My characters are products of their environments. Their stories don’t happen in a vacuum; their societies have long histories, long memories. I want the reader to feel their world is an internally coherent one, and a complex one; I want the reader to have the sense that myriad other stories are happening concurrently with yet independently of my characters’ stories. So I have to give thought to the economic and monetary systems, the climate and crops and markets, the language, the literacy rate, the social issues at work in the background. Perhaps none of this is a pivotal or even visible element in a particular story, but it’s there as an important part of the framework just the same. I want there to be a reason (besides plot convenience) why my main character in Blood Road is bilingual. I want there to be a reason why the royal family are the only ones allowed to wear sapphires. I want there to be a reason why my Empire would wage war over an economically and strategically unimportant rural province in His Own Good Sword. I don’t want anything to feel arbitrary.
Obviously (unsurprisingly) my fantasy world owes a great deal to real-world history, particularly Roman history. With some careful carving-up His Own Good Sword and its prequel, Blood Road, my current WIP, may have worked very well as historical fiction set in the late, crumbling, Christianized Empire. I write very consciously with that setting in mind, because it’s what I know and love.

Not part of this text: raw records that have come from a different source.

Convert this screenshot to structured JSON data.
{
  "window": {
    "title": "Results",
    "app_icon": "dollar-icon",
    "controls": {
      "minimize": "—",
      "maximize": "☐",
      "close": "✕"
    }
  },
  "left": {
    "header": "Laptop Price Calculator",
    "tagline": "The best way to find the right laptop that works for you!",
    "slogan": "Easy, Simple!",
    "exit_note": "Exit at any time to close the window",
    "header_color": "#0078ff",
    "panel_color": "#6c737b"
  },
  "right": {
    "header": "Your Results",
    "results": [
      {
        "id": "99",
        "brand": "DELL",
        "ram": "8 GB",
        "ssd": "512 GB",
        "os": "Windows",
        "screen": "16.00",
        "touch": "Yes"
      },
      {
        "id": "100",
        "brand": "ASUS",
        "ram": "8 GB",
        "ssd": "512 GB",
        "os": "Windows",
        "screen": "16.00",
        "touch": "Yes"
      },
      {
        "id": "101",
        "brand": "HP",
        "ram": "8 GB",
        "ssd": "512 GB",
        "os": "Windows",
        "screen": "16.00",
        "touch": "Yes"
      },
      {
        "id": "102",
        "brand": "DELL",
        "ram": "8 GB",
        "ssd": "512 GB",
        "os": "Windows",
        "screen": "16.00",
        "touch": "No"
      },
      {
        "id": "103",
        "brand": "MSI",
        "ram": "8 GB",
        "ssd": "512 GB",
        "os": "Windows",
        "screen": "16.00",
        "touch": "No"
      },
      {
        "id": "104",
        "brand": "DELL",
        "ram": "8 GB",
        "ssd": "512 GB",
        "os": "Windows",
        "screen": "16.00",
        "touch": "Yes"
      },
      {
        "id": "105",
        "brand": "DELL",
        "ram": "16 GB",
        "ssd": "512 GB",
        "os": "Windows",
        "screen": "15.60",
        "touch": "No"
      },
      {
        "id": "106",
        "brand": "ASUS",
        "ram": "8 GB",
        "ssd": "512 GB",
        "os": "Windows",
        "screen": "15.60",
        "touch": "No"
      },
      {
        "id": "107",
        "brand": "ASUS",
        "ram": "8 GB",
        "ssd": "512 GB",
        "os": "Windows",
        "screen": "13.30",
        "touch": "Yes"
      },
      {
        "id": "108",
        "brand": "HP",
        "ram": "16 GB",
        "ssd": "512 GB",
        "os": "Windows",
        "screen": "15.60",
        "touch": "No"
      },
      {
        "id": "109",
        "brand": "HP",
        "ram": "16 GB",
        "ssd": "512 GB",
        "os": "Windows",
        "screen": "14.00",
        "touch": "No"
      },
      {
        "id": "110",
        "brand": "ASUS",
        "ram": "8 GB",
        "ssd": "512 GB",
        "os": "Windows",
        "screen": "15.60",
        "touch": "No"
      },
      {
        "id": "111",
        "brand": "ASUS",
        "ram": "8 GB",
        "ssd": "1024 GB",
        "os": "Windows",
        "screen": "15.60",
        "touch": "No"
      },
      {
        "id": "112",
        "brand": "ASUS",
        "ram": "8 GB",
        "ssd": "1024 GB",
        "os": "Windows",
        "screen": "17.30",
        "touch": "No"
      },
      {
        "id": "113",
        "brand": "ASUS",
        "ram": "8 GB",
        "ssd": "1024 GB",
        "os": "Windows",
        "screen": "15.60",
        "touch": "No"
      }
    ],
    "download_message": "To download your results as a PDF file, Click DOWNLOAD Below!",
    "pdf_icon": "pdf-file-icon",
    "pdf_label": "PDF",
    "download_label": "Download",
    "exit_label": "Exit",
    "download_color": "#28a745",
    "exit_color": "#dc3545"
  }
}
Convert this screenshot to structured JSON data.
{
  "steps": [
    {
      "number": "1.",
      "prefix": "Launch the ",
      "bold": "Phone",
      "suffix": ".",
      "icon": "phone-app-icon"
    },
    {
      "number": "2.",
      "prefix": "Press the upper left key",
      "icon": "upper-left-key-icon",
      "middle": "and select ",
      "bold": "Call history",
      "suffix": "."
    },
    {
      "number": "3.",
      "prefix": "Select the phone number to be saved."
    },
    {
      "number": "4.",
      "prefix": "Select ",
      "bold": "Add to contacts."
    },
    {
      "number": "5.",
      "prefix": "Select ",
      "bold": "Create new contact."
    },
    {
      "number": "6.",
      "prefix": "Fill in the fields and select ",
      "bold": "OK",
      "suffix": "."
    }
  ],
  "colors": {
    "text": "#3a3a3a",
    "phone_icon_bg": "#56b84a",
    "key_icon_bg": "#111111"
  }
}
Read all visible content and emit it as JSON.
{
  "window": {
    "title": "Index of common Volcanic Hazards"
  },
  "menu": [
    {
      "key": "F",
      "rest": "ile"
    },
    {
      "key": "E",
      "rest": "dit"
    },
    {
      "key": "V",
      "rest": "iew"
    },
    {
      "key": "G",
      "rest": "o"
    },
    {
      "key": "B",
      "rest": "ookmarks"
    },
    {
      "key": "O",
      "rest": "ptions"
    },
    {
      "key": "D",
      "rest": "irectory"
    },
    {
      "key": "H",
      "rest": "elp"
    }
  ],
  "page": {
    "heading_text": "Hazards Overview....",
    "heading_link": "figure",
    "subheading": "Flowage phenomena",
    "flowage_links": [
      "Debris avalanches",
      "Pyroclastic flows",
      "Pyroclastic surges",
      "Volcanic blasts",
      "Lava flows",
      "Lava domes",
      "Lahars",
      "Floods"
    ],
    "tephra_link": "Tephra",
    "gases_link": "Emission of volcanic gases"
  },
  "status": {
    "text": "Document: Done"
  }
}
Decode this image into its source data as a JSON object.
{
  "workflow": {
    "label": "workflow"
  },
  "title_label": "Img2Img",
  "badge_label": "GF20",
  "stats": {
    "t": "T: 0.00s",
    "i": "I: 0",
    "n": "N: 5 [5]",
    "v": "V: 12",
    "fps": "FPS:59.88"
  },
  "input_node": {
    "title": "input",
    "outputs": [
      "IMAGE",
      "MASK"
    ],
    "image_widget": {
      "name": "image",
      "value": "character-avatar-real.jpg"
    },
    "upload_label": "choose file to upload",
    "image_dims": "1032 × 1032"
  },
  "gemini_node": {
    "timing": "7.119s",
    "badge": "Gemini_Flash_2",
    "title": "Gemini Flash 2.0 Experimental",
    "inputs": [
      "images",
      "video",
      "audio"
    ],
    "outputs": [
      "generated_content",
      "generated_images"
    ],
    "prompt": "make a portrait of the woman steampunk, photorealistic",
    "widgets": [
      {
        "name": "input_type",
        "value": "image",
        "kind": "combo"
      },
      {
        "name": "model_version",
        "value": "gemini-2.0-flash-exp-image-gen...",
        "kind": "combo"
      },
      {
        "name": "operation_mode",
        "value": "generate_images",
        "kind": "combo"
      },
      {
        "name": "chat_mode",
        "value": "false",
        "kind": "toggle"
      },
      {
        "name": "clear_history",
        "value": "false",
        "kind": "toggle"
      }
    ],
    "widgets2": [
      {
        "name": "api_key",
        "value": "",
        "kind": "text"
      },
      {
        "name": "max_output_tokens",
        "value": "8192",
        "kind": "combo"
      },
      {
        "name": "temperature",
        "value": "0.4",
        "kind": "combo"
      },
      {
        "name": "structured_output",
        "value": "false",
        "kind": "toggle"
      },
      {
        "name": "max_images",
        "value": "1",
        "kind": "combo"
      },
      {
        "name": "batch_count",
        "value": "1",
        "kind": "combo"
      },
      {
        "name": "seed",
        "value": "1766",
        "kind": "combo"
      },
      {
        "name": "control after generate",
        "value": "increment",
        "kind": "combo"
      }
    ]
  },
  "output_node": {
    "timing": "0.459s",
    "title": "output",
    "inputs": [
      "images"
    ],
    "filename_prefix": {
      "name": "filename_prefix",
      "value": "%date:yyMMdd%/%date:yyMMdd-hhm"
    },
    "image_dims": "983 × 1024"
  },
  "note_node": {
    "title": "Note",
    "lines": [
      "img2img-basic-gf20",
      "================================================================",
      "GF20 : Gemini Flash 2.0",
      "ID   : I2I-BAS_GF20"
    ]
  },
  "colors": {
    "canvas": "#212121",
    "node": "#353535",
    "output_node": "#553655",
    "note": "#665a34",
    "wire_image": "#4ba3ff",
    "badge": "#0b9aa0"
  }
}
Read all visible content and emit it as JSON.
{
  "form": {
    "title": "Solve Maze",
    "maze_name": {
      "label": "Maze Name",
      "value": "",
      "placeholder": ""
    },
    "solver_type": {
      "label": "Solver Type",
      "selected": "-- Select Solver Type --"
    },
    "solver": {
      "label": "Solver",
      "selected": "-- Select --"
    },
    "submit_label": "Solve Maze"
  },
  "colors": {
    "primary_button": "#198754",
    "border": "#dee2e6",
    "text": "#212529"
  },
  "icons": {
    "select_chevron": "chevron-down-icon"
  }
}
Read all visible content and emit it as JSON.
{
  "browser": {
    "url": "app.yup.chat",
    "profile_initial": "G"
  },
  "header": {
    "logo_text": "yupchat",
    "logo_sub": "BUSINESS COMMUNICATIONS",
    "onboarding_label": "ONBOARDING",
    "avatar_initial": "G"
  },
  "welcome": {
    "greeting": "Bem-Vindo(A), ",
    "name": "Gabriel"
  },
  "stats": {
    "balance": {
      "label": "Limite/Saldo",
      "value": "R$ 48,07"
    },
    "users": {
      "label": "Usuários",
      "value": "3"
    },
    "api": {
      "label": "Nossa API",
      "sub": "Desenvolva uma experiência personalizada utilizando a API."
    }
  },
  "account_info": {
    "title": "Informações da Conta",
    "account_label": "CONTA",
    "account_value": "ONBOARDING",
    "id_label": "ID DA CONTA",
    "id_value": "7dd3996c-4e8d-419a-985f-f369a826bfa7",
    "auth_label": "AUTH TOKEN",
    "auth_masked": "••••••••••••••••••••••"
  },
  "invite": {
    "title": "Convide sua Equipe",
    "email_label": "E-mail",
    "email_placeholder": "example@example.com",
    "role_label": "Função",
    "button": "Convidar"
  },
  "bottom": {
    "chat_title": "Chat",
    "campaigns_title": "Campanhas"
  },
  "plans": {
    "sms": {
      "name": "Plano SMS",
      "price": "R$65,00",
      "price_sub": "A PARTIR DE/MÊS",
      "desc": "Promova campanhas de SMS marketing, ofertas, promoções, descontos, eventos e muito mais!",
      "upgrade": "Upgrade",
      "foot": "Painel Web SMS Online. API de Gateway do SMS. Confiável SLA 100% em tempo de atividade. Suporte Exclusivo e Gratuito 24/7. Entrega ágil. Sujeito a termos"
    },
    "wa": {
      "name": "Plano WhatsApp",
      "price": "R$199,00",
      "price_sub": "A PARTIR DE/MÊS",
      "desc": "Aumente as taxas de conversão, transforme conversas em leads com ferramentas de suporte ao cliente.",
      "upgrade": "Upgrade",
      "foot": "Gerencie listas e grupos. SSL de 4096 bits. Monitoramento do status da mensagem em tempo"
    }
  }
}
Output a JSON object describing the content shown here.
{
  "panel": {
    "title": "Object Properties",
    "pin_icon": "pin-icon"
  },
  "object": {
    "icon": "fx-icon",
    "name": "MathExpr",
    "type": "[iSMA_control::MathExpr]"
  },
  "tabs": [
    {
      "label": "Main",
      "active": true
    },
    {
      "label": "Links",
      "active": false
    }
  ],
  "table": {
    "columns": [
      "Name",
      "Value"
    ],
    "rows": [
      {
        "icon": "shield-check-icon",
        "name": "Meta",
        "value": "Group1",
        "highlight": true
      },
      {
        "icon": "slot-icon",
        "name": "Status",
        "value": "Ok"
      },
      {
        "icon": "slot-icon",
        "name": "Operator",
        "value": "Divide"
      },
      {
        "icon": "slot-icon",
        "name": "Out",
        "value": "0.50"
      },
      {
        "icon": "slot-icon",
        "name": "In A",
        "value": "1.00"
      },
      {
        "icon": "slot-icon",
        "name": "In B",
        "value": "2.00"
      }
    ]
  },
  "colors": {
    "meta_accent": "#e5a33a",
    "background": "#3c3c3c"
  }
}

But I choose to write it as “fantasy.” Why? What exactly is fantasy, anyway?
As I said above, “fantasy” has the wrong connotation, if not technically the wrong definition. Technically, any fiction is a sort of fantasy—an imagining of what could be or what might have been. The World English Dictionary defines “fantasy” simply as “imagination unrestricted by reality.” Rather than using “fantasy” as my sandbox for playing with magic and the supernatural, then, I am using it to play with questions of politics and ethics and philosophy. My writing is probably best called “historical fantasy” or “political fantasy”—but even those terms trip people up, because the assumption remains that magic has something to do with it. Mine is neither a real-world setting infused with supernatural elements (as Naomi Novik’s Temeraire series, or Katy Moran’s Bloodline), nor a supernatural world with the trappings of real-world history (as Megan Whalen Turner’s Queen’s Thief series, or Guy Gavriel Kay’s Tigana). The “fantasy” comes instead from exploring real-world issues—slavery, racial and class prejudice, political corruption, theories of government—in a setting informed but unrestricted by reality. It’s magic-less, but it’s no less fantasy.